Gli "altri", gli "esclusi", gli "iniziati" al lavoro precoce (ricordiamoci che si sceglierà a 13 anni quale percorso intraprendere) saranno incanalati lungo linee educative costruite per prepararli a una vita di meri esecutori, per indurli a ragionare poco sulle cose; saranno indirizzati a un percorso di formazione nel quale è sufficiente imparare il minimo indispensabile.

Il premio finale sarà un lavoro atipico, precario, totalmente subalterno e, naturalmente, privatizzato. In tal senso denunciamo la perfetta simmetria tra la riforma Moratti e la Legge 30 che precarizza il lavoro e di conseguenza la vita delle giovani generazioni e non solo.

E' tale legge che fa la differenza tra gli anni remoti dell'Avviamento professionale e il sistema della formazione professionale previsto dalla riforma:il rapporto di lavoro era, allora, per lo più a tempo indeterminato, nel prossimo futuro sarà precario.

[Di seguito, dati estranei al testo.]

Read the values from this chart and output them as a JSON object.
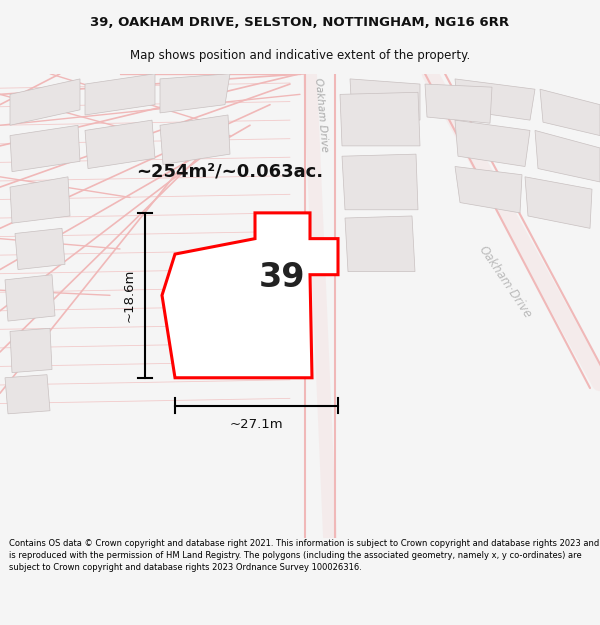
{
  "title_line1": "39, OAKHAM DRIVE, SELSTON, NOTTINGHAM, NG16 6RR",
  "title_line2": "Map shows position and indicative extent of the property.",
  "footer_text": "Contains OS data © Crown copyright and database right 2021. This information is subject to Crown copyright and database rights 2023 and is reproduced with the permission of HM Land Registry. The polygons (including the associated geometry, namely x, y co-ordinates) are subject to Crown copyright and database rights 2023 Ordnance Survey 100026316.",
  "area_label": "~254m²/~0.063ac.",
  "plot_number": "39",
  "width_label": "~27.1m",
  "height_label": "~18.6m",
  "map_bg": "#f5f2f2",
  "plot_fill": "#ffffff",
  "plot_edge": "#ff0000",
  "building_fill": "#e8e4e4",
  "building_edge": "#c8c0c0",
  "road_line_color": "#f0b8b8",
  "road_label_color": "#aaaaaa",
  "oakham_drive_label": "Oakham Drive",
  "oakham_drive_label2": "Oakham·Drive"
}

Parallelamente i tagli degli organici previsti ed effettuati in base alle leggi finanziarie di questi anni ( in tutti gli ordini di scuola, in particolare per gli insegnanti di sostegno e per quelli che seguivano progetti di integrazione, di mediazione culturale per gli studenti stranieri e di orientamento), l'aumento del numero di alunni per classe e la riduzione del finanziamento a progetti di prevenzione della dispersione scolastica favoriranno forme di abbandono e abbasseranno la qualità della formazione scolastica.

Denunciamo la confusa definizione delle competenze regionali che potrebbe portare non solo a un'eccessiva frammentazione del sistema scolastico nazionale , ma adombra il rischio di condizionamenti ideologici e l'influenza delle diverse condizioni socio-economiche delle regioni italiane.

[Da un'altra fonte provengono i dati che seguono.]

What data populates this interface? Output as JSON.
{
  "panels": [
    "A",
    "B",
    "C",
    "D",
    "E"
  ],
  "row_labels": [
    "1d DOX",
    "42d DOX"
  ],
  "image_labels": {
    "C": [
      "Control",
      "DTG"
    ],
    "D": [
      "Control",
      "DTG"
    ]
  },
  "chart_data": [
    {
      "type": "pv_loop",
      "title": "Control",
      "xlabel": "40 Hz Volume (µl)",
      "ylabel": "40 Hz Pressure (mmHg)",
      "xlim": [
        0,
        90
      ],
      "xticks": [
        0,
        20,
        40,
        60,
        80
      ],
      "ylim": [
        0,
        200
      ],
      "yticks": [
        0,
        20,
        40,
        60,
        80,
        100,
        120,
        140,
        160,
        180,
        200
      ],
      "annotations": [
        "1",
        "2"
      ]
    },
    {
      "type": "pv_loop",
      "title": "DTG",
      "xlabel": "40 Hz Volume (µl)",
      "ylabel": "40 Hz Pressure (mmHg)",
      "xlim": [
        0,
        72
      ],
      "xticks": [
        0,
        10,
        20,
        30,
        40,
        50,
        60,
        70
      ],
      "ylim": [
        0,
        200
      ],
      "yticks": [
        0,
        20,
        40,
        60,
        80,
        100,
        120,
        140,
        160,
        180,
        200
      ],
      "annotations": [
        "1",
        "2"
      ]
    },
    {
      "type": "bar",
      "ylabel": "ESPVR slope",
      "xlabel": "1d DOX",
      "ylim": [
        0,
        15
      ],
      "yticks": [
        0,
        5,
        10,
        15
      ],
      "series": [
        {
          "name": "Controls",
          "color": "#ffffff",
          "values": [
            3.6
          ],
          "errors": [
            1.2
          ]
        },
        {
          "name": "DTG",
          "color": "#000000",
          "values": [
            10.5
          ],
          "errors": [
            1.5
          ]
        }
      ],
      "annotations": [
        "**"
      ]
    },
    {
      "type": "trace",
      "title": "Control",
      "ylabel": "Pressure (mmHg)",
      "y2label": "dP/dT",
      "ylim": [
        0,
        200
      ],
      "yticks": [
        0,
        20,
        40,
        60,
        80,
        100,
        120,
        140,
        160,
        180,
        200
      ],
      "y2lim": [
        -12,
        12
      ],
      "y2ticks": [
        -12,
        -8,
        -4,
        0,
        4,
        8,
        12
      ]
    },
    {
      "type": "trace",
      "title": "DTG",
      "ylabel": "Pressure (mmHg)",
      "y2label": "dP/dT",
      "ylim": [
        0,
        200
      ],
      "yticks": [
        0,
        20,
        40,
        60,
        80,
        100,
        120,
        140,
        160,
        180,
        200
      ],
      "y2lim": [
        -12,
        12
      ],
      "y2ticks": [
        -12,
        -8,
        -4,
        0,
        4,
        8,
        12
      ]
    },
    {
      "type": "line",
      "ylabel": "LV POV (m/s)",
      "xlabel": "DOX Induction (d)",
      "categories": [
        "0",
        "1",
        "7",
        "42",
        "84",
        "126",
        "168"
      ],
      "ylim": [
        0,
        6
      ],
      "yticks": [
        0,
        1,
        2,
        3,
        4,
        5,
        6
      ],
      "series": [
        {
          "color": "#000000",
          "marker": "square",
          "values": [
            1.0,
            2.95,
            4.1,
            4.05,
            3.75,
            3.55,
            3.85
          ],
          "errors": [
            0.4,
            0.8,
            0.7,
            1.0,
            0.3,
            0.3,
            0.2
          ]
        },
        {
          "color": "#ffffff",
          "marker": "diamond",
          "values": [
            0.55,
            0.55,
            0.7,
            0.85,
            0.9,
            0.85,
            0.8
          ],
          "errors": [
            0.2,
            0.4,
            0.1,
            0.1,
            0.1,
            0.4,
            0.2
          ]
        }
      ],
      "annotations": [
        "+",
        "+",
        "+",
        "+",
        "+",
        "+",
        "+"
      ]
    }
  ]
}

Il sistema dei crediti ("esercitazioni pratiche, esperienze formative e stage professionali e dei servizi") previsto dalla Riforma conferma, a nostro giudizio, la volontà del Governo di non reputare più un suo obbligo garantire un sistema scolastico con percorsi almeno in parte unitari, anzi lo stato può tranquillamente essere surrogato da altri enti, quali scuole private e aziende, nel compito di soddisfare la domanda d'istruzione del paese.

Siamo d'accordo con quanti hanno evidenziato che nella Riforma si introducono finalità dubbie sul piano costituzionale, infatti la formazione pubblica deve ispirarsi ai principi costituzionali, prioritariamente, non "anche", come è scritto nel testo. Siamo convinti che i principi fondativi della nostra Costituzione, che ha visto in essa confluire tre filosofie costitutive: la liberale, la cattolica e la marxista,come ha scritto uno dei padri fondatori della nostra democrazia, don Giuseppe Dossetti, non abbiano bisogno di ulteriori aggettivi, quali "morale" e "spirituale", che si prestano a dubbie e fuorvianti interpretazioni.

Sottolineiamo infine che i recenti dati della Ricerca OCSE Pisa 2003 dimostrano che gli studenti che ottengono risultati migliori vengono da paesi ( Finlandia, Giappone, Svezia .) che hanno un sistema scolastico unitario fino a 18 anni.

Siamo pertanto convinti della necessità di un sistema statale unitario almeno fino ai 16 anni, se vogliamo essere competitivi con i paesi più sviluppati.

Ancora oggi , nella fascia d'età 25-34 anni, abbiamo solo il 57% di diplomati, mentre la media OCSE è del 74%.